10.Perioperative fluid management in gastrointestinal surgery
Chinese Journal of Gastrointestinal Surgery 2015;(7):642-645
Perioperative fluid management in gastrointestinal surgery is one of the key points to maintain sufficient blood perfusion and oxygen delivery for the organs, tissues and cells. Different strategies of fluid management have different influences on postoperative complications and mortality. After systematic review of related literature, we found that compared with the conventional liberal liquid administration, restricted liquid management and goal directed liquid management would benefit patients in general.

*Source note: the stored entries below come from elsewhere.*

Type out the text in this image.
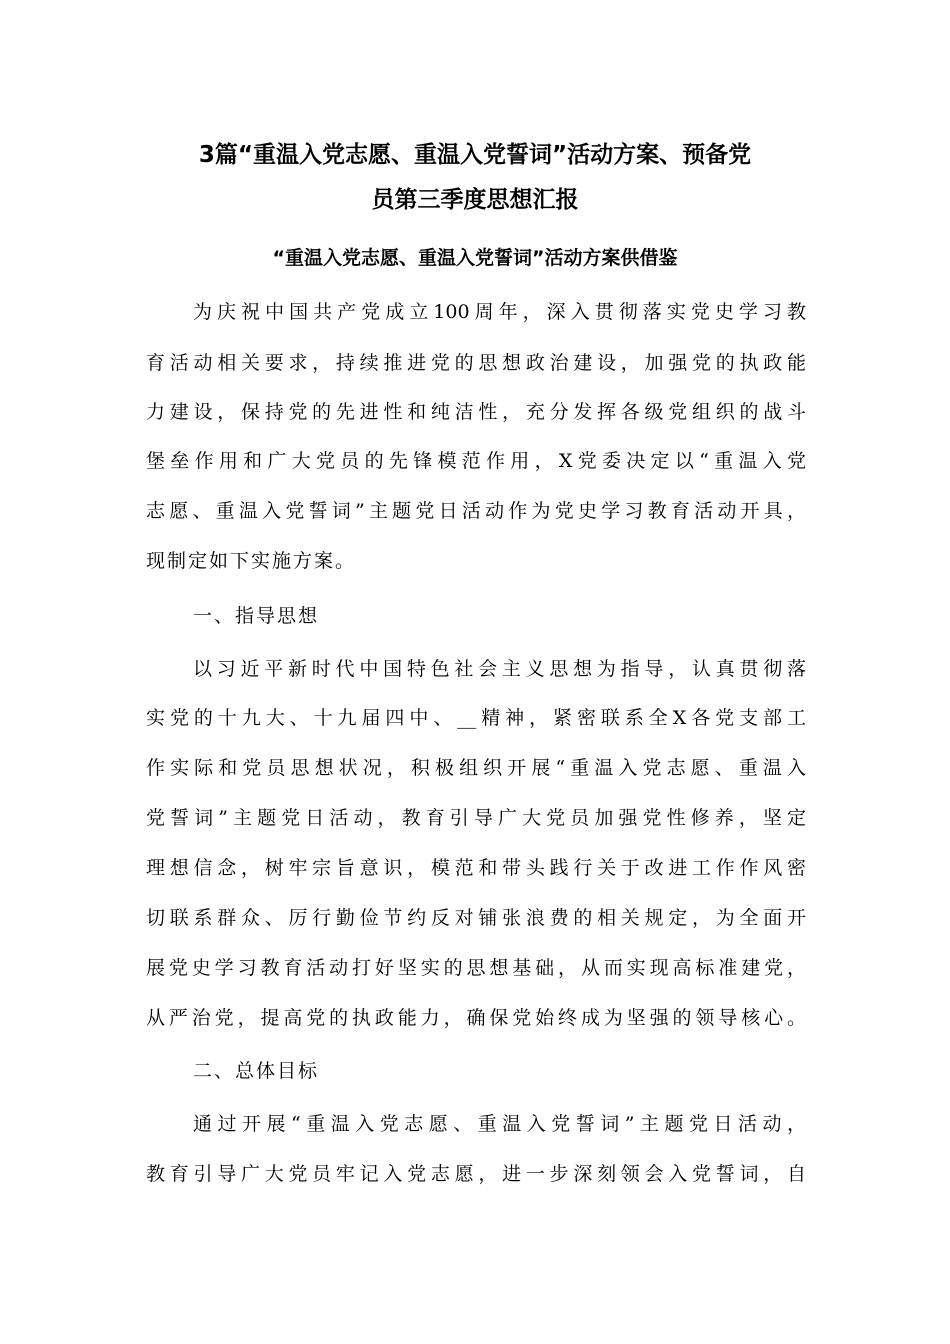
3篇“重温入党志愿、重温入党誓词”活动方案、预备党
员第三季度思想汇报
“重温入党志愿、重温入党誓词”活动方案供借鉴
为庆祝中国共产党成立100周年，深入贯彻落实党史学习教
育活动相关要求，持续推进党的思想政治建设，加强党的执政能
力建设，保持党的先进性和纯洁性，充分发挥各级党组织的战斗
堡垒作用和广大党员的先锋模范作用，X党委决定以“重温入党
志愿、重温入党誓词”主题党日活动作为党史学习教育活动开具，
现制定如下实施方案。
一、指导思想
以习近平新时代中国特色社会主义思想为指导，认真贯彻落
实党的十九大、十九届四中、__精神，紧密联系全X各党支部工
作实际和党员思想状况，积极组织开展“重温入党志愿、重温入
党誓词”主题党日活动，教育引导广大党员加强党性修养，坚定
理想信念，树牢宗旨意识，模范和带头践行关于改进工作作风密
切联系群众、厉行勤俭节约反对铺张浪费的相关规定，为全面开
展党史学习教育活动打好坚实的思想基础，从而实现高标准建党，
从严治党，提高党的执政能力，确保党始终成为坚强的领导核心。
二、总体目标
通过开展“重温入党志愿、重温入党誓词”主题党日活动，
教育引导广大党员牢记入党志愿，进一步深刻领会入党誓词，自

With the guidance of cardiac output (CO), stroke volume (SV), stroke volume variation (SVV), pulse pressure variation (PPV) and pulse perfusion variation index (PVI), which can dynamically monitor the reactivity to volume, individualized goal-directed liquid management was more likely to maintain the perioperative hemodynamic stability, guarantee adequate tissue and organ blood perfusion and oxygen delivery, reduce perioperative complications, and shorten the postoperative hospital stay. In addition, the potential risk of tissue hypoperfusion caused by restricted liquid management should draw the clinicians'attention. More researches are needed to explore the right timing, the appropriate type of liquid and the reasonable amount of liquid to maintain the best functional state of tissues and organs perioperatively.